Après le choc de l’annonce, comment organisez-vous votre quotidien ?
Stéphanie Le Quellec : Je me doutais que cela allait arriver. Le vendredi 13 mars au soir, quand nous avons fermé la maison, j’ai demandé à mes équipes de ne pas commander trop de produits pour la semaine à venir, car nous risquions de devoir nous adapter à la situation. Ils ne voulaient pas y croire. Je n’avais juste pas envisagé que cela serait annoncé dès le lendemain et que le restaurant ne rouvrirait tout simplement pas. Durant deux jours, il a d’abord fallu mettre la maison à l’arrêt, gérer les produits puis le lieu.
Avec mon mari, nous avons décidé de rester à Paris, près de La Scène, dans notre appartement dont nous profitons finalement peu. Les premiers temps, il a fallu digérer, accuser le coup et mettre en place la partie administrative. Cette période est aussi l’occasion de profiter de nos enfants, avec des choses toutes simples que nos vies à 100 à l’heure ne nous permettent pas de faire, ou très peu : lire des histoires, jouer à la pâte à modeler avec le petit, faire de la musique et des jeux de société avec les grands. La cuisine n’est jamais loin, d’abord parce que nous sommes 5 à la maison du matin au soir, mais aussi parce que sans elle, nous ne sommes plus nous ! Chaque jour, une recette que l’on réalise en famille est ainsi postée sur Instagram. Cela nous permet d’apprendre : nous avons par exemple fait du pain, des croissants, repris certaines bases oubliées, etc.

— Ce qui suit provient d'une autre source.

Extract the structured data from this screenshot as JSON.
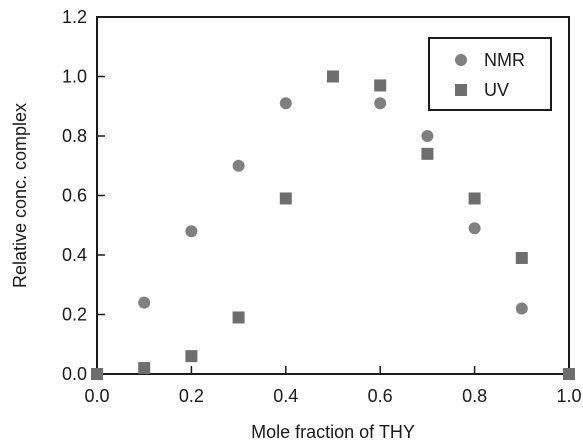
{
  "chart_data": {
    "type": "scatter",
    "title": "",
    "xlabel": "Mole fraction of THY",
    "ylabel": "Relative conc. complex",
    "xlim": [
      0.0,
      1.0
    ],
    "ylim": [
      0.0,
      1.2
    ],
    "x_ticks": [
      "0.0",
      "0.2",
      "0.4",
      "0.6",
      "0.8",
      "1.0"
    ],
    "y_ticks": [
      "0.0",
      "0.2",
      "0.4",
      "0.6",
      "0.8",
      "1.0",
      "1.2"
    ],
    "grid": false,
    "legend_position": "top-right",
    "series": [
      {
        "name": "NMR",
        "marker": "circle",
        "color": "#808080",
        "points": [
          {
            "x": 0.0,
            "y": 0.0
          },
          {
            "x": 0.1,
            "y": 0.24
          },
          {
            "x": 0.2,
            "y": 0.48
          },
          {
            "x": 0.3,
            "y": 0.7
          },
          {
            "x": 0.4,
            "y": 0.91
          },
          {
            "x": 0.6,
            "y": 0.91
          },
          {
            "x": 0.7,
            "y": 0.8
          },
          {
            "x": 0.8,
            "y": 0.49
          },
          {
            "x": 0.9,
            "y": 0.22
          },
          {
            "x": 1.0,
            "y": 0.0
          }
        ]
      },
      {
        "name": "UV",
        "marker": "square",
        "color": "#6e6e6e",
        "points": [
          {
            "x": 0.0,
            "y": 0.0
          },
          {
            "x": 0.1,
            "y": 0.02
          },
          {
            "x": 0.2,
            "y": 0.06
          },
          {
            "x": 0.3,
            "y": 0.19
          },
          {
            "x": 0.4,
            "y": 0.59
          },
          {
            "x": 0.5,
            "y": 1.0
          },
          {
            "x": 0.6,
            "y": 0.97
          },
          {
            "x": 0.7,
            "y": 0.74
          },
          {
            "x": 0.8,
            "y": 0.59
          },
          {
            "x": 0.9,
            "y": 0.39
          },
          {
            "x": 1.0,
            "y": 0.0
          }
        ]
      }
    ]
  }
}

Qu’avez-vous mis en place pour vos maisons (chômage/prêt/report) ?
L’Etat a tout de suite mis en place des dispositifs auxquels nous avons fait appel, dont le chômage partiel bien sûr pour l’ensemble des 18 salariés de la maison. Nous avons également tenté de demander d’autres aides liées au fonds de solidarité, comme la suspension du loyer, mais nous n’entrons pas dans le cadre de l’ordonnance. Une demande de Prêt garanti par l’Etat (PGE) est également en cours pour nous épauler sur la trésorerie. Au-delà de la perte d’exploitation, je dois assumer des coûts fixes : loyer, eau, électricité (j’ai par exemple dû maintenir une partie de mon système froid à eau et électricité). Cela représente une perte sèche importante.
Envisagez-vous de modifier l’offre de vos restaurants ?
Bien évidemment, rien ne sera plus comme avant et il va nous falloir faire preuve de beaucoup d’humilité, d’agilité et de créativité. Nous devons nous réinventer pour continuer de vivre. Il faudra transformer cette terrible épreuve en une opportunité d’écrire une nouvelle page de la gastronomie et surtout de la façon de consommer, du rapport à la nourriture et au circuit de distribution. Je pense qu’il faudra faire sans doute plus simple mais beaucoup plus, beaucoup mieux, avec du sens et un profond engagement envers la terre, la mer, la planète et ceux qui la travaillent. Repenser l’expérience client, la réinventer en somme, le suspendre autrement, l’émerveiller simplement.
Anecdote / tribune libre
Pour commencer à nous réinventer et sauver la maison en épongeant les frais fixes, j’ai lancé depuis le 1er mai un service de livraison des plats bistros de La Scène en formule traiteur. Je crois qu’il faut tenter des choses. Les clients attendent aussi avec impatience de revenir. Alors, à défaut de pouvoir rouvrir et dans des conditions pour le moment inconnues et incertaines, j’ai souhaité les retrouver à travers cette offre baptisée « La Scène dans VOS Coulisses ».